The beauty of this dish lies in the contrast of flavours and textures. Wild asparagus brings a delicate grassy flavour, whilst nettles become soft and rich once cooked. Feta melts gently into the warm pispilit, adding creaminess and saltiness, whilst chervil gives freshness right at the end. Little Olive Oil's Kalinjot Pure extra virgin olive oil ties everything together with a rich, peppery warmth that complements the wild greens beautifully.

Prep Tips

When handling fresh nettles, wear gloves before cooking, as the tiny hairs on the leaves can sting your skin. Once blanched in boiling water, the sting disappears completely and the nettles become beautifully tender and spinach-like. After cooking, squeeze out as much excess water as possible, then chop them.
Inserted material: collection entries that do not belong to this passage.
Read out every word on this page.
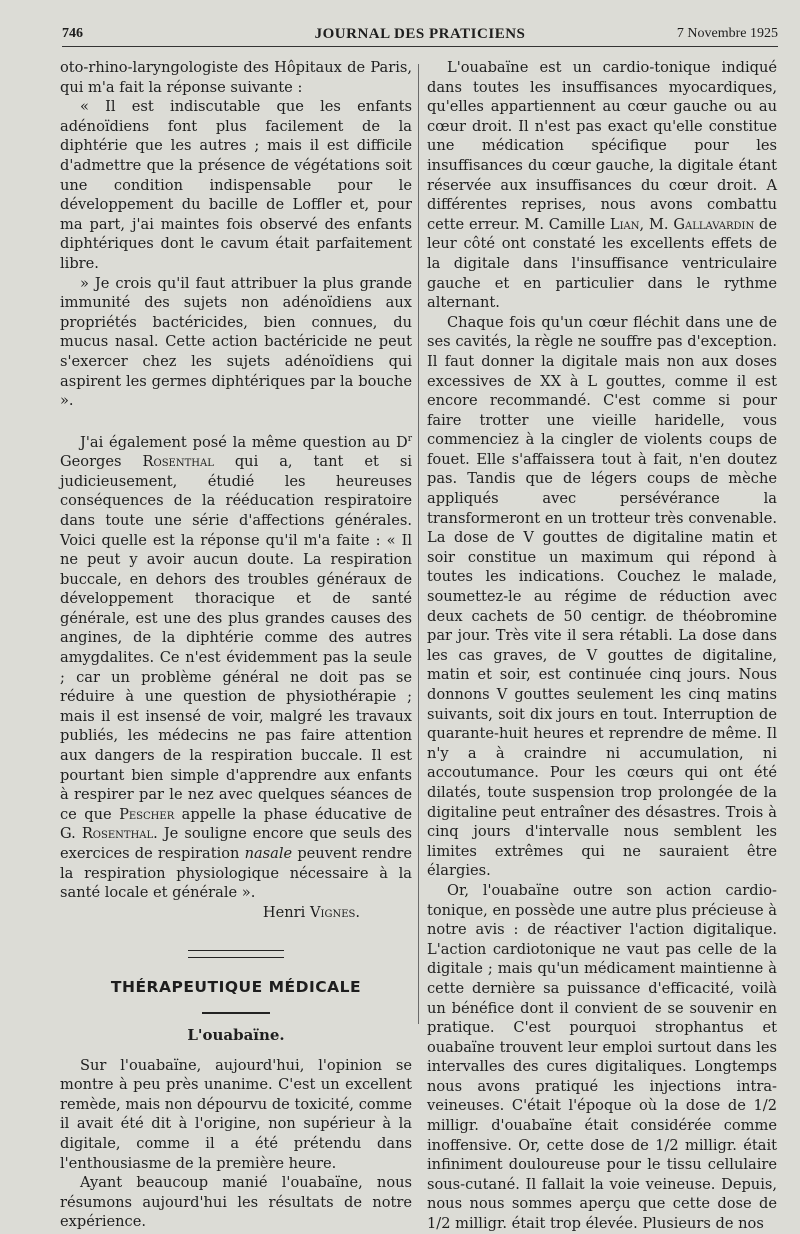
746	JOURNAL DES PRATICIENS	7 Novembre 1925

oto-rhino-laryngologiste des Hôpitaux de Paris, qui m'a fait la réponse suivante :

« Il est indiscutable que les enfants adénoïdiens font plus facilement de la diphtérie que les autres ; mais il est difficile d'admettre que la présence de végétations soit une condition indispensable pour le développement du bacille de Loffler et, pour ma part, j'ai maintes fois observé des enfants diphtériques dont le cavum était parfaitement libre.

» Je crois qu'il faut attribuer la plus grande immunité des sujets non adénoïdiens aux propriétés bactéricides, bien connues, du mucus nasal. Cette action bactéricide ne peut s'exercer chez les sujets adénoïdiens qui aspirent les germes diphtériques par la bouche ».

J'ai également posé la même question au $D^r$ Georges Rosenthal qui a, tant et si judicieusement, étudié les heureuses conséquences de la rééducation respiratoire dans toute une série d'affections générales. Voici quelle est la réponse qu'il m'a faite : « Il ne peut y avoir aucun doute. La respiration buccale, en dehors des troubles généraux de développement thoracique et de santé générale, est une des plus grandes causes des angines, de la diphtérie comme des autres amygdalites. Ce n'est évidemment pas la seule ; car un problème général ne doit pas se réduire à une question de physiothérapie ; mais il est insensé de voir, malgré les travaux publiés, les médecins ne pas faire attention aux dangers de la respiration buccale. Il est pourtant bien simple d'apprendre aux enfants à respirer par le nez avec quelques séances de ce que Pescher appelle la phase éducative de G. Rosenthal. Je souligne encore que seuls des exercices de respiration nasale peuvent rendre la respiration physiologique nécessaire à la santé locale et générale ».

Henri Vignes.

THÉRAPEUTIQUE MÉDICALE
L'ouabaïne.

Sur l'ouabaïne, aujourd'hui, l'opinion se montre à peu près unanime. C'est un excellent remède, mais non dépourvu de toxicité, comme il avait été dit à l'origine, non supérieur à la digitale, comme il a été prétendu dans l'enthousiasme de la première heure.

Ayant beaucoup manié l'ouabaïne, nous résumons aujourd'hui les résultats de notre expérience.

L'ouabaïne est un cardio-tonique indiqué dans toutes les insuffisances myocardiques, qu'elles appartiennent au cœur gauche ou au cœur droit. Il n'est pas exact qu'elle constitue une médication spécifique pour les insuffisances du cœur gauche, la digitale étant réservée aux insuffisances du cœur droit. A différentes reprises, nous avons combattu cette erreur. M. Camille Lian, M. Gallavardin de leur côté ont constaté les excellents effets de la digitale dans l'insuffisance ventriculaire gauche et en particulier dans le rythme alternant.

Chaque fois qu'un cœur fléchit dans une de ses cavités, la règle ne souffre pas d'exception. Il faut donner la digitale mais non aux doses excessives de XX à L gouttes, comme il est encore recommandé. C'est comme si pour faire trotter une vieille haridelle, vous commenciez à la cingler de violents coups de fouet. Elle s'affaissera tout à fait, n'en doutez pas. Tandis que de légers coups de mèche appliqués avec persévérance la transformeront en un trotteur très convenable. La dose de V gouttes de digitaline matin et soir constitue un maximum qui répond à toutes les indications. Couchez le malade, soumettez-le au régime de réduction avec deux cachets de 50 centigr. de théobromine par jour. Très vite il sera rétabli. La dose dans les cas graves, de V gouttes de digitaline, matin et soir, est continuée cinq jours. Nous donnons V gouttes seulement les cinq matins suivants, soit dix jours en tout. Interruption de quarante-huit heures et reprendre de même. Il n'y a à craindre ni accumulation, ni accoutumance. Pour les cœurs qui ont été dilatés, toute suspension trop prolongée de la digitaline peut entraîner des désastres. Trois à cinq jours d'intervalle nous semblent les limites extrêmes qui ne sauraient être élargies.

Or, l'ouabaïne outre son action cardio-tonique, en possède une autre plus précieuse à notre avis : de réactiver l'action digitalique. L'action cardiotonique ne vaut pas celle de la digitale ; mais qu'un médicament maintienne à cette dernière sa puissance d'efficacité, voilà un bénéfice dont il convient de se souvenir en pratique. C'est pourquoi strophantus et ouabaïne trouvent leur emploi surtout dans les intervalles des cures digitaliques. Longtemps nous avons pratiqué les injections intra-veineuses. C'était l'époque où la dose de 1/2 milligr. d'ouabaïne était considérée comme inoffensive. Or, cette dose de 1/2 milligr. était infiniment douloureuse pour le tissu cellulaire sous-cutané. Il fallait la voie veineuse. Depuis, nous nous sommes aperçu que cette dose de 1/2 milligr. était trop élevée. Plusieurs de nos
This keeps the pispilit crisp and prevents the cornmeal base from becoming soggy.

Ingredient Swaps

This recipe works beautifully as a flexible seasonal dish. If nettles are difficult to find, spinach, chard or cavolo nero work wonderfully instead. Tenderstem broccoli or regular asparagus can replace wild asparagus, whilst goat's cheese or ricotta make softer alternatives to feta. If you do not have chervil, parsley, dill or tarragon, all bring a similar fresh, herbal lift. Pecorino can also be swapped for parmesan for a slightly milder finish.

Serving Suggestions

Serve this pispilit warm for brunch, lunch or a relaxed dinner. It pairs beautifully with a crisp green salad dressed simply with lemon and Little Olive Oil's Kalinjot Pure extra virgin olive oil, or with thick yoghurt for something cooling and refreshing. For a more substantial meal, try topping it with a softly poached egg.